Somut olayda uyuşmazlık davalı tarafından—- hizmet bedeline ilişkin fatura alacakları dışında sunmadığı hizmetleri sunmuş gibi göstererek faiz talebini hizmet bedeli adı altında icra takibine —– iki adet hizmet bedeli adı altında konu edip etmediği, davalının iki adet ——– hizmet bedeline ilişkin olarak hizmeti sunup bedele hak kazanıp kazanmadığı noktalarında toplandığı görülmektedir.
Borçlu, icra takibinden önce veya takip sırasında borçlu bulunmadığını ispat için menfi tespit davası açabilir. İcra takibinden önce açılan menfi tespit davasına bakan mahkeme, talep üzerine alacağın yüzde onbeşinden aşağı olmamak üzere gösterilecek teminat mukabilinde, icra takibinin durdurulması hakkında ihtiyati tedbir kararı verebilir. İcra takibinden sonra açılan menfi tespit davasında ise ihtiyati tedbir yoluyla takibin durdurulmasına karar verilemez. Ancak, borçlu gecikmeden doğan zararları karşılamak ve alacağın yüzde onbeşinden aşağı olmamak üzere göstereceği teminat karşılığında, mahkemeden ihtiyati tedbir yoluyla icra veznesindeki paranın alacaklıya verilmemesini isteyebilir. Bu dava maddi hukuk ve usul hukuku bakımından genel hükümlere dayalıdır ve normal bir hukuk davası olarak açılır.

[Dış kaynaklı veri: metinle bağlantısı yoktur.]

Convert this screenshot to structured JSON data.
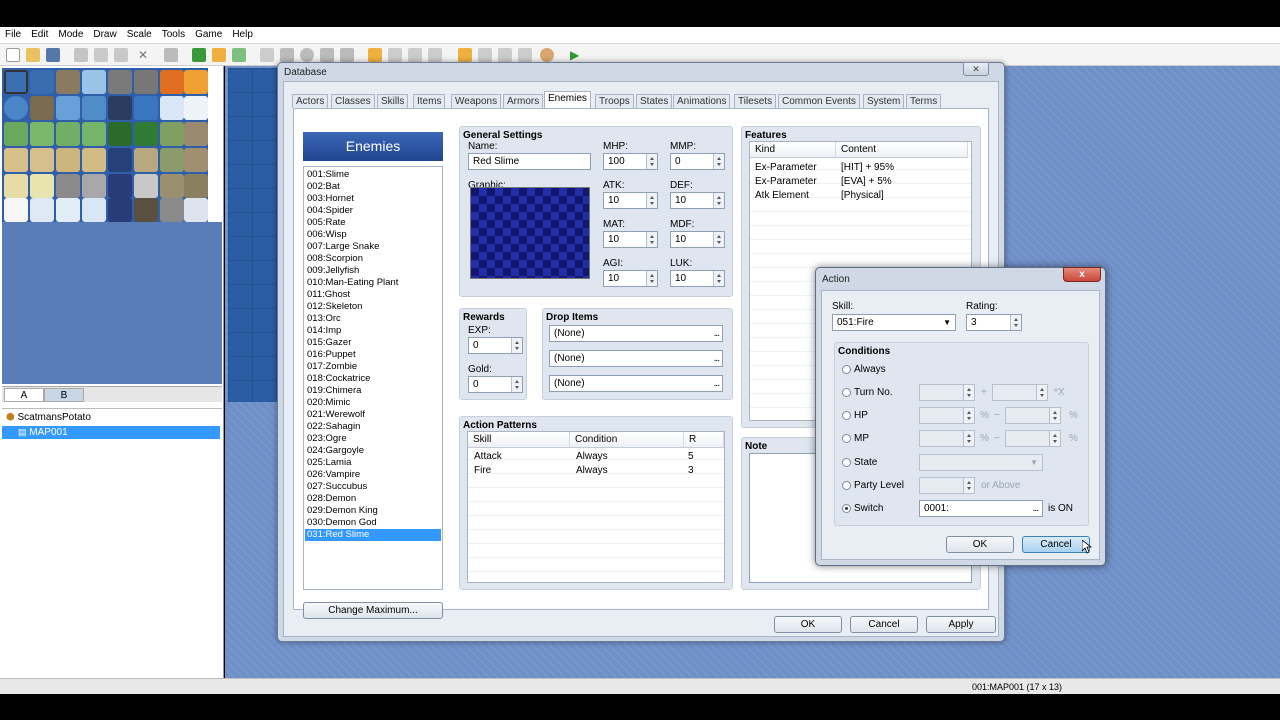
{
  "menu": [
    "File",
    "Edit",
    "Mode",
    "Draw",
    "Scale",
    "Tools",
    "Game",
    "Help"
  ],
  "tileset_tabs": [
    "A",
    "B"
  ],
  "map_tree": {
    "project": "ScatmansPotato",
    "map": "MAP001"
  },
  "status": {
    "map_info": "001:MAP001 (17 x 13)"
  },
  "database": {
    "title": "Database",
    "close": "✕",
    "tabs": [
      "Actors",
      "Classes",
      "Skills",
      "Items",
      "Weapons",
      "Armors",
      "Enemies",
      "Troops",
      "States",
      "Animations",
      "Tilesets",
      "Common Events",
      "System",
      "Terms"
    ],
    "active_tab": "Enemies",
    "list_header": "Enemies",
    "enemies": [
      "001:Slime",
      "002:Bat",
      "003:Hornet",
      "004:Spider",
      "005:Rate",
      "006:Wisp",
      "007:Large Snake",
      "008:Scorpion",
      "009:Jellyfish",
      "010:Man-Eating Plant",
      "011:Ghost",
      "012:Skeleton",
      "013:Orc",
      "014:Imp",
      "015:Gazer",
      "016:Puppet",
      "017:Zombie",
      "018:Cockatrice",
      "019:Chimera",
      "020:Mimic",
      "021:Werewolf",
      "022:Sahagin",
      "023:Ogre",
      "024:Gargoyle",
      "025:Lamia",
      "026:Vampire",
      "027:Succubus",
      "028:Demon",
      "029:Demon King",
      "030:Demon God",
      "031:Red Slime"
    ],
    "change_max": "Change Maximum...",
    "general": {
      "title": "General Settings",
      "name_label": "Name:",
      "name": "Red Slime",
      "graphic_label": "Graphic:",
      "mhp_label": "MHP:",
      "mhp": "100",
      "mmp_label": "MMP:",
      "mmp": "0",
      "atk_label": "ATK:",
      "atk": "10",
      "def_label": "DEF:",
      "def": "10",
      "mat_label": "MAT:",
      "mat": "10",
      "mdf_label": "MDF:",
      "mdf": "10",
      "agi_label": "AGI:",
      "agi": "10",
      "luk_label": "LUK:",
      "luk": "10"
    },
    "rewards": {
      "title": "Rewards",
      "exp_label": "EXP:",
      "exp": "0",
      "gold_label": "Gold:",
      "gold": "0"
    },
    "drops": {
      "title": "Drop Items",
      "items": [
        "(None)",
        "(None)",
        "(None)"
      ],
      "dots": "..."
    },
    "action_patterns": {
      "title": "Action Patterns",
      "headers": [
        "Skill",
        "Condition",
        "R"
      ],
      "rows": [
        {
          "skill": "Attack",
          "condition": "Always",
          "r": "5"
        },
        {
          "skill": "Fire",
          "condition": "Always",
          "r": "3"
        }
      ]
    },
    "features": {
      "title": "Features",
      "headers": [
        "Kind",
        "Content"
      ],
      "rows": [
        {
          "kind": "Ex-Parameter",
          "content": "[HIT] + 95%"
        },
        {
          "kind": "Ex-Parameter",
          "content": "[EVA] + 5%"
        },
        {
          "kind": "Atk Element",
          "content": "[Physical]"
        }
      ]
    },
    "note": {
      "title": "Note"
    },
    "buttons": {
      "ok": "OK",
      "cancel": "Cancel",
      "apply": "Apply"
    }
  },
  "action": {
    "title": "Action",
    "close": "x",
    "skill_label": "Skill:",
    "skill": "051:Fire",
    "rating_label": "Rating:",
    "rating": "3",
    "conditions_title": "Conditions",
    "cond": {
      "always": "Always",
      "turn": "Turn No.",
      "plus": "+",
      "x": "*X",
      "hp": "HP",
      "mp": "MP",
      "pct": "%",
      "tilde": "~",
      "state": "State",
      "party": "Party Level",
      "or_above": "or Above",
      "switch": "Switch",
      "switch_value": "0001:",
      "is_on": "is ON"
    },
    "buttons": {
      "ok": "OK",
      "cancel": "Cancel"
    }
  }
}
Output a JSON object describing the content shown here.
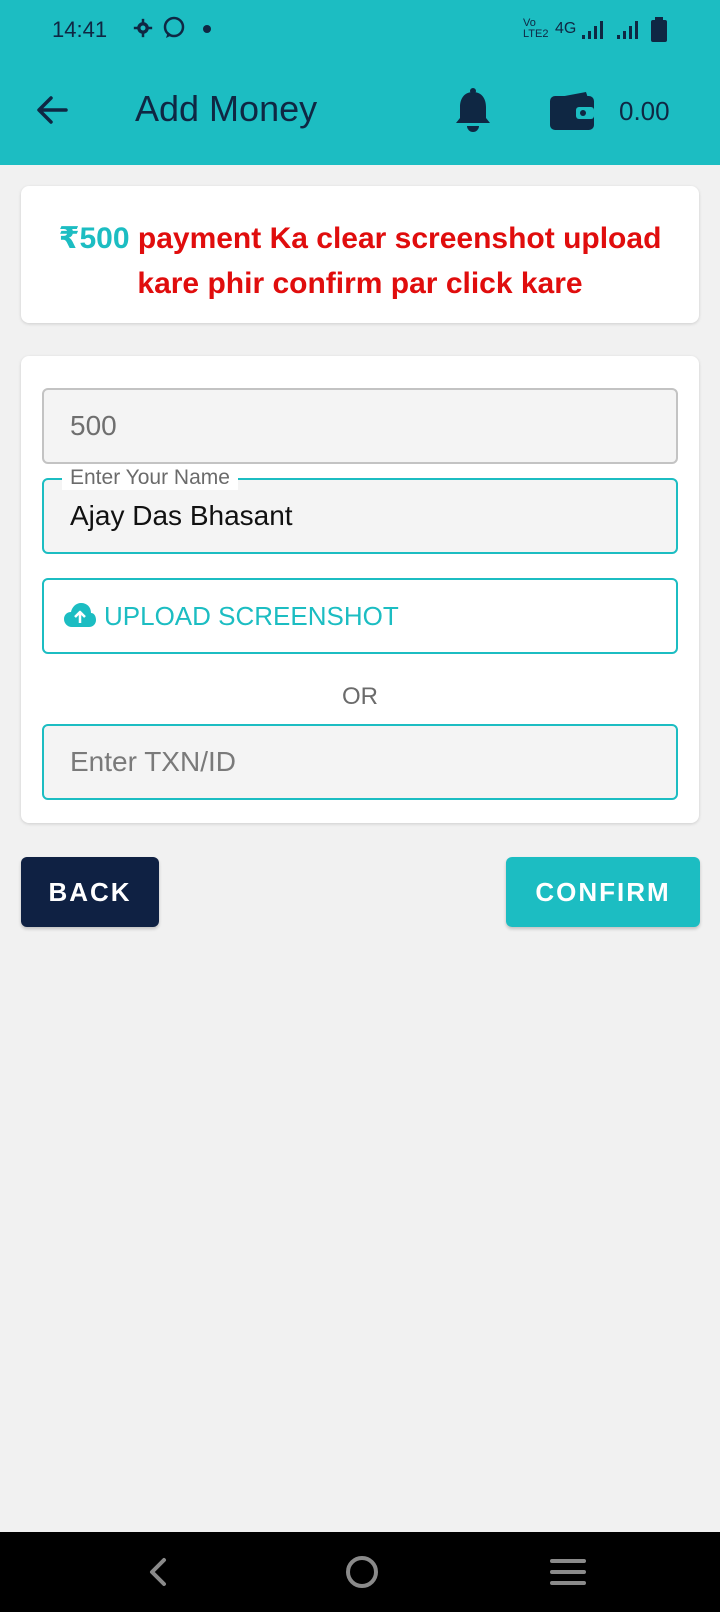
{
  "status_bar": {
    "time": "14:41",
    "network": "4G",
    "volte": "Vo LTE2"
  },
  "app_bar": {
    "title": "Add Money",
    "balance": "0.00",
    "icons": [
      "back-arrow-icon",
      "bell-icon",
      "wallet-icon"
    ]
  },
  "notice": {
    "amount": "₹500",
    "message": " payment Ka clear screenshot upload kare phir confirm par click kare"
  },
  "form": {
    "amount_value": "500",
    "name_label": "Enter Your Name",
    "name_value": "Ajay Das Bhasant",
    "upload_label": "UPLOAD SCREENSHOT",
    "or_text": "OR",
    "txn_placeholder": "Enter TXN/ID"
  },
  "actions": {
    "back_label": "BACK",
    "confirm_label": "CONFIRM"
  },
  "colors": {
    "primary": "#1cbdc2",
    "dark": "#0f2143",
    "alert": "#e00d0d"
  }
}
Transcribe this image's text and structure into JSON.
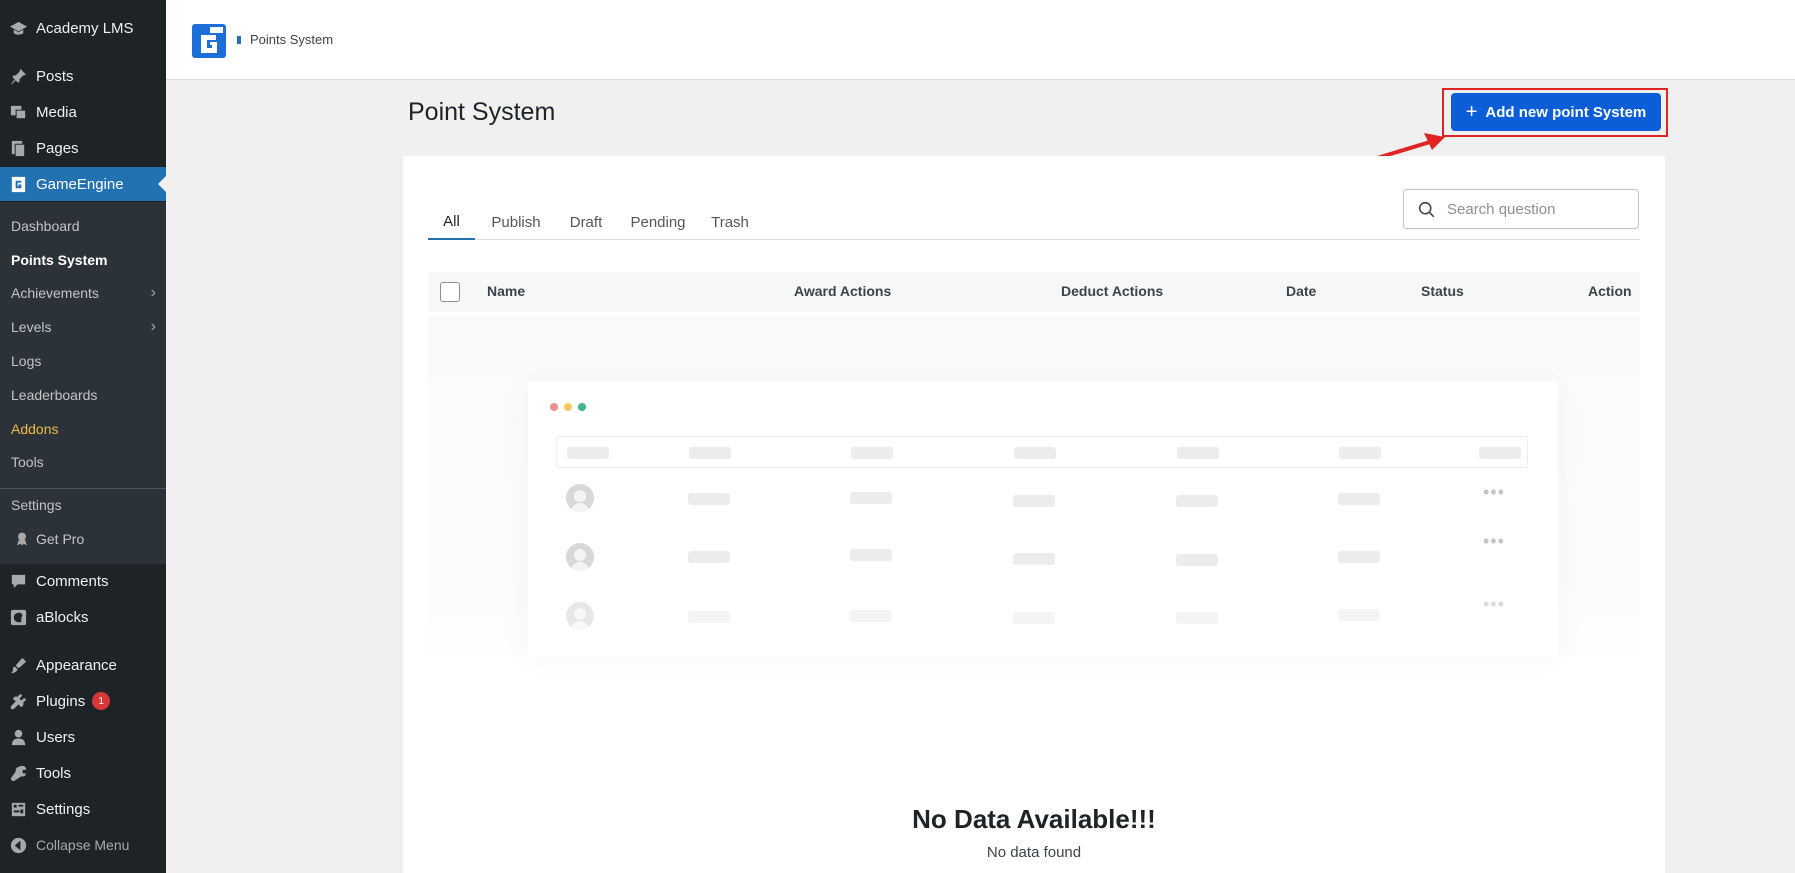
{
  "sidebar": {
    "items": [
      {
        "label": "Academy LMS",
        "icon": "academy-icon"
      },
      {
        "label": "Posts",
        "icon": "pin-icon"
      },
      {
        "label": "Media",
        "icon": "media-icon"
      },
      {
        "label": "Pages",
        "icon": "pages-icon"
      },
      {
        "label": "GameEngine",
        "icon": "gameengine-icon"
      },
      {
        "label": "Comments",
        "icon": "comment-icon"
      },
      {
        "label": "aBlocks",
        "icon": "ablocks-icon"
      },
      {
        "label": "Appearance",
        "icon": "brush-icon"
      },
      {
        "label": "Plugins",
        "icon": "plug-icon",
        "badge": "1"
      },
      {
        "label": "Users",
        "icon": "user-icon"
      },
      {
        "label": "Tools",
        "icon": "wrench-icon"
      },
      {
        "label": "Settings",
        "icon": "settings-icon"
      },
      {
        "label": "Collapse Menu",
        "icon": "collapse-icon"
      }
    ],
    "submenu": [
      {
        "label": "Dashboard"
      },
      {
        "label": "Points System"
      },
      {
        "label": "Achievements",
        "chevron": "›"
      },
      {
        "label": "Levels",
        "chevron": "›"
      },
      {
        "label": "Logs"
      },
      {
        "label": "Leaderboards"
      },
      {
        "label": "Addons"
      },
      {
        "label": "Tools"
      },
      {
        "label": "Settings"
      },
      {
        "label": "Get Pro",
        "icon": "award-icon"
      }
    ]
  },
  "header": {
    "breadcrumb": "Points System"
  },
  "main": {
    "title": "Point System",
    "add_button": {
      "plus": "+",
      "label": "Add new point System"
    },
    "tabs": [
      "All",
      "Publish",
      "Draft",
      "Pending",
      "Trash"
    ],
    "search": {
      "placeholder": "Search question"
    },
    "table": {
      "headers": [
        "Name",
        "Award Actions",
        "Deduct Actions",
        "Date",
        "Status",
        "Action"
      ],
      "more": "•••"
    },
    "empty": {
      "title": "No Data Available!!!",
      "subtitle": "No data found"
    }
  },
  "colors": {
    "sidebar_bg": "#1d2327",
    "submenu_bg": "#2c3338",
    "wp_blue": "#2271b1",
    "button_blue": "#0b5ed7",
    "highlight_red": "#e02424",
    "addons_yellow": "#f0b849"
  }
}
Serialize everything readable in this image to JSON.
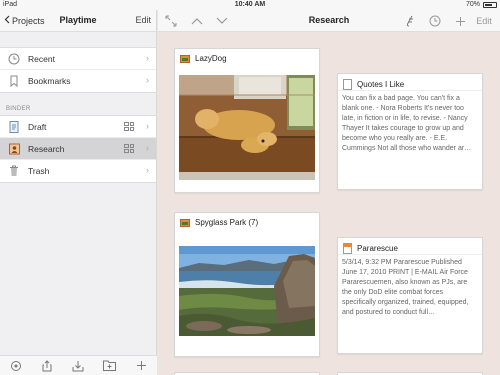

Bu düzenlemeden de anlaşılacağı üzere menfi tespit davasında amaç bir hukuki ilişkinin veya bir hakkın gerçekten mevcut olmadığının tespitine yöneliktir.
Başka bir deyişle hukuki bir yarar bulunması koşuluyla sonuçta alacak-borç ilişkisi doğuracak bir durumun olmadığının tespiti amaçlanır.
Dayanılan hukuki ilişkinin gerçekten mevcut olmadığı icra takibine maruz kalmadan önce ileri sürülebileceği gibi, icra takibinden sonrada ileri sürülebilir.
Borçlunun icra takibinden önce veya sonra menfi tespit davası açabilmesi için borçlu olmadığının tespitinde hukuki yararının bulunması şarttır.
Buna rağmen, borçlunun, alacaklının harekete geçmesini beklemeden borçlu olmadığının tespitinde korunmaya değer bir yararı bulunabilir. Bu tür bir yararının bulunması halinde borçlu, borçlu olmadığının tespiti için dava açabilir.
Bunun dışında, icra takibi taraflar arasındaki maddi ilişkiyi tespit edecek nitelikte olmadığından, alacaklının takibe girişmesinden sonra, hatta takip kesinleştikten sonra da borçlunun, borçlu olmadığının tespitini mahkemeden istemesi mümkündür.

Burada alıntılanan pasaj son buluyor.